From the distribution of the sample mean, you know that if X₁, ..., Xₙ are i.i.d. with mean μ and standard deviation σ, then X̄ is approximately normal with mean μ and standard error σ/√n. From z-scores, you know how to standardize: Z = (X̄ − μ)/(σ/√n) ~ N(0,1). A confidence interval for μ reverses this: instead of computing a probability given μ, you construct a random interval that captures μ with specified probability.
Start with the case where σ is known. Since Z ~ N(0,1), you know P(−z_{α/2} ≤ Z ≤ z_{α/2}) = 1 − α, where z_{α/2} is the value cutting off area α/2 in each tail. Substitute Z = (X̄ − μ)/(σ/√n) and rearrange to isolate μ: P(X̄ − z_{α/2}·σ/√n ≤ μ ≤ X̄ + z_{α/2}·σ/√n) = 1 − α. The interval [X̄ ± z_{α/2}·σ/√n] is the z-interval. For 95% confidence, z_{α/2} ≈ 1.96, giving roughly X̄ ± 2 standard errors. The margin of error σ/√n shrinks as n grows — more data means a tighter interval, as expected.
When σ is unknown (the realistic case), you replace it with the sample standard deviation s. This changes the distribution: the quantity (X̄ − μ)/(s/√n) follows a t-distribution with n−1 degrees of freedom, not a standard normal.

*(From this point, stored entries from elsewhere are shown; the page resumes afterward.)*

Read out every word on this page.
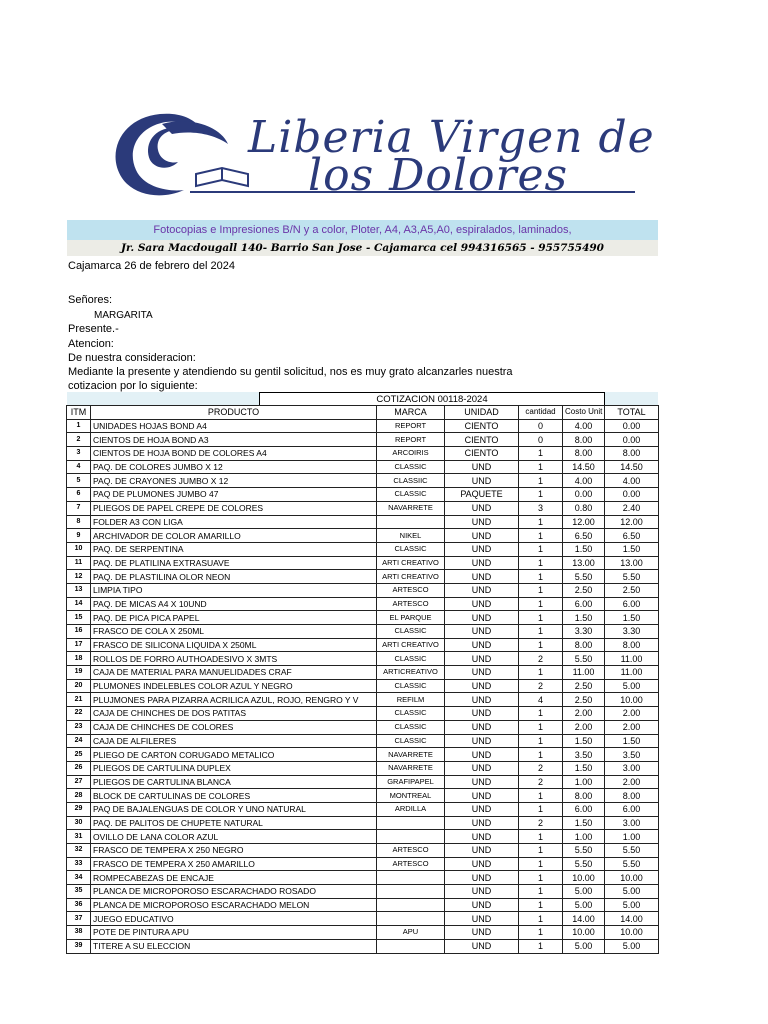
Liberia Virgen de
los Dolores
Fotocopias e Impresiones B/N y a color, Ploter, A4, A3,A5,A0, espiralados, laminados,
Jr. Sara Macdougall 140- Barrio San Jose - Cajamarca cel 994316565 - 955755490
Cajamarca 26 de febrero del 2024
Señores:
MARGARITA
Presente.-
Atencion:
De nuestra consideracion:
Mediante la presente y atendiendo su gentil solicitud, nos es muy grato alcanzarles nuestra
cotizacion por lo siguiente:
COTIZACION 00118-2024
ITM	PRODUCTO	MARCA	UNIDAD	cantidad	Costo Unit	TOTAL
1	UNIDADES HOJAS BOND A4	REPORT	CIENTO	0	4.00	0.00
2	CIENTOS DE HOJA BOND A3	REPORT	CIENTO	0	8.00	0.00
3	CIENTOS DE HOJA BOND DE COLORES A4	ARCOIRIS	CIENTO	1	8.00	8.00
4	PAQ. DE COLORES JUMBO X 12	CLASSIC	UND	1	14.50	14.50
5	PAQ. DE CRAYONES JUMBO X 12	CLASSIIC	UND	1	4.00	4.00
6	PAQ DE PLUMONES JUMBO 47	CLASSIC	PAQUETE	1	0.00	0.00
7	PLIEGOS DE PAPEL CREPE DE COLORES	NAVARRETE	UND	3	0.80	2.40
8	FOLDER A3 CON LIGA		UND	1	12.00	12.00
9	ARCHIVADOR DE COLOR AMARILLO	NIKEL	UND	1	6.50	6.50
10	PAQ. DE SERPENTINA	CLASSIC	UND	1	1.50	1.50
11	PAQ. DE PLATILINA EXTRASUAVE	ARTI CREATIVO	UND	1	13.00	13.00
12	PAQ. DE PLASTILINA OLOR NEON	ARTI CREATIVO	UND	1	5.50	5.50
13	LIMPIA TIPO	ARTESCO	UND	1	2.50	2.50
14	PAQ. DE MICAS A4 X 10UND	ARTESCO	UND	1	6.00	6.00
15	PAQ. DE PICA PICA PAPEL	EL PARQUE	UND	1	1.50	1.50
16	FRASCO DE COLA X 250ML	CLASSIC	UND	1	3.30	3.30
17	FRASCO DE SILICONA LIQUIDA X 250ML	ARTI CREATIVO	UND	1	8.00	8.00
18	ROLLOS DE FORRO AUTHOADESIVO X 3MTS	CLASSIC	UND	2	5.50	11.00
19	CAJA DE MATERIAL PARA MANUELIDADES CRAF	ARTICREATIVO	UND	1	11.00	11.00
20	PLUMONES INDELEBLES COLOR AZUL Y NEGRO	CLASSIC	UND	2	2.50	5.00
21	PLUJMONES PARA PIZARRA ACRILICA AZUL, ROJO, RENGRO Y V	REFILM	UND	4	2.50	10.00
22	CAJA DE CHINCHES DE DOS PATITAS	CLASSIC	UND	1	2.00	2.00
23	CAJA DE CHINCHES DE COLORES	CLASSIC	UND	1	2.00	2.00
24	CAJA DE ALFILERES	CLASSIC	UND	1	1.50	1.50
25	PLIEGO DE CARTON CORUGADO METALICO	NAVARRETE	UND	1	3.50	3.50
26	PLIEGOS DE CARTULINA DUPLEX	NAVARRETE	UND	2	1.50	3.00
27	PLIEGOS DE CARTULINA BLANCA	GRAFIPAPEL	UND	2	1.00	2.00
28	BLOCK DE CARTULINAS DE COLORES	MONTREAL	UND	1	8.00	8.00
29	PAQ DE BAJALENGUAS DE COLOR Y UNO NATURAL	ARDILLA	UND	1	6.00	6.00
30	PAQ. DE PALITOS DE CHUPETE NATURAL		UND	2	1.50	3.00
31	OVILLO DE LANA COLOR AZUL		UND	1	1.00	1.00
32	FRASCO DE TEMPERA X 250 NEGRO	ARTESCO	UND	1	5.50	5.50
33	FRASCO DE TEMPERA X 250 AMARILLO	ARTESCO	UND	1	5.50	5.50
34	ROMPECABEZAS DE ENCAJE		UND	1	10.00	10.00
35	PLANCA DE MICROPOROSO ESCARACHADO ROSADO		UND	1	5.00	5.00
36	PLANCA DE MICROPOROSO ESCARACHADO MELON		UND	1	5.00	5.00
37	JUEGO EDUCATIVO		UND	1	14.00	14.00
38	POTE DE PINTURA APU	APU	UND	1	10.00	10.00
39	TITERE A SU ELECCION		UND	1	5.00	5.00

The t-distribution is symmetric and bell-shaped like the normal but has heavier tails, especially when n is small, reflecting the additional uncertainty from estimating σ. As n increases, the t-distribution approaches N(0,1), and the t-interval approaches the z-interval. The t-interval [X̄ ± t_{n-1, α/2}·s/√n] is the correct formula for practice whenever σ is unknown.

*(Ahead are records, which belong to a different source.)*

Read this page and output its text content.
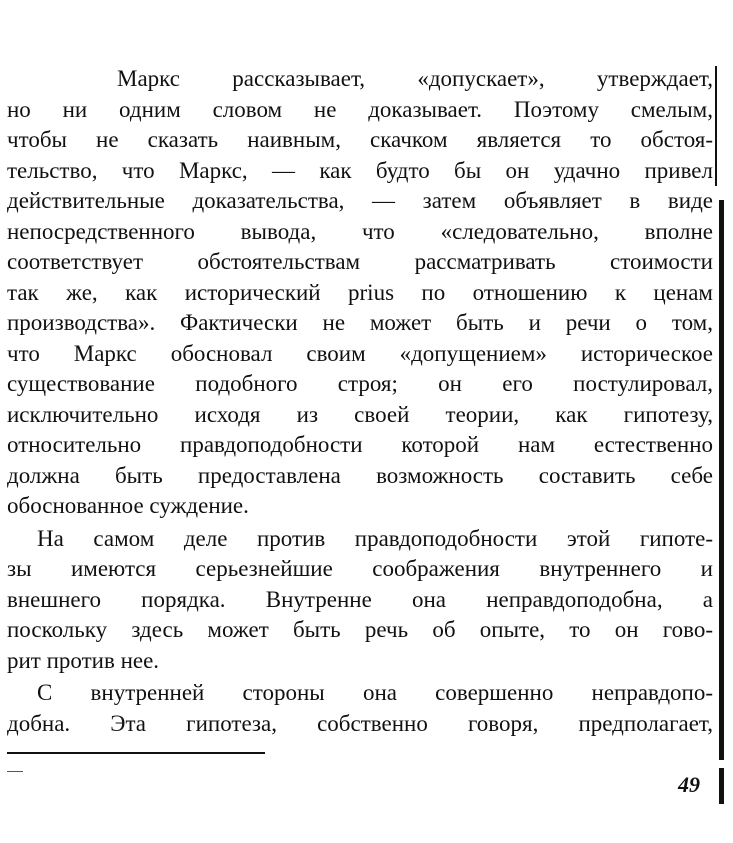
Маркс рассказывает, «допускает», утверждает,
но ни одним словом не доказывает. Поэтому смелым,
чтобы не сказать наивным, скачком является то обстоя-
тельство, что Маркс, — как будто бы он удачно привел
действительные доказательства, — затем объявляет в виде
непосредственного вывода, что «следовательно, вполне
соответствует обстоятельствам рассматривать стоимости
так же, как исторический prius по отношению к ценам
производства». Фактически не может быть и речи о том,
что Маркс обосновал своим «допущением» историческое
существование подобного строя; он его постулировал,
исключительно исходя из своей теории, как гипотезу,
относительно правдоподобности которой нам естественно
должна быть предоставлена возможность составить себе
обоснованное суждение.
На самом деле против правдоподобности этой гипоте-
зы имеются серьезнейшие соображения внутреннего и
внешнего порядка. Внутренне она неправдоподобна, а
поскольку здесь может быть речь об опыте, то он гово-
рит против нее.
С внутренней стороны она совершенно неправдопо-
добна. Эта гипотеза, собственно говоря, предполагает,
49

The most critical conceptual point: the confidence level describes the *procedure*, not any specific computed interval. Once you observe data and compute, say, [3.1, 4.7], the parameter μ either is or is not in that interval — there is no probability about it. "95% confidence" means that if you repeated the entire process (new sample, new CI) many times, 95% of the resulting intervals would contain μ. The interval is the random object; μ is fixed. Holding this picture clearly — the interval moves across repetitions, μ stays put — prevents the most common misinterpretation and builds the right foundation for hypothesis testing.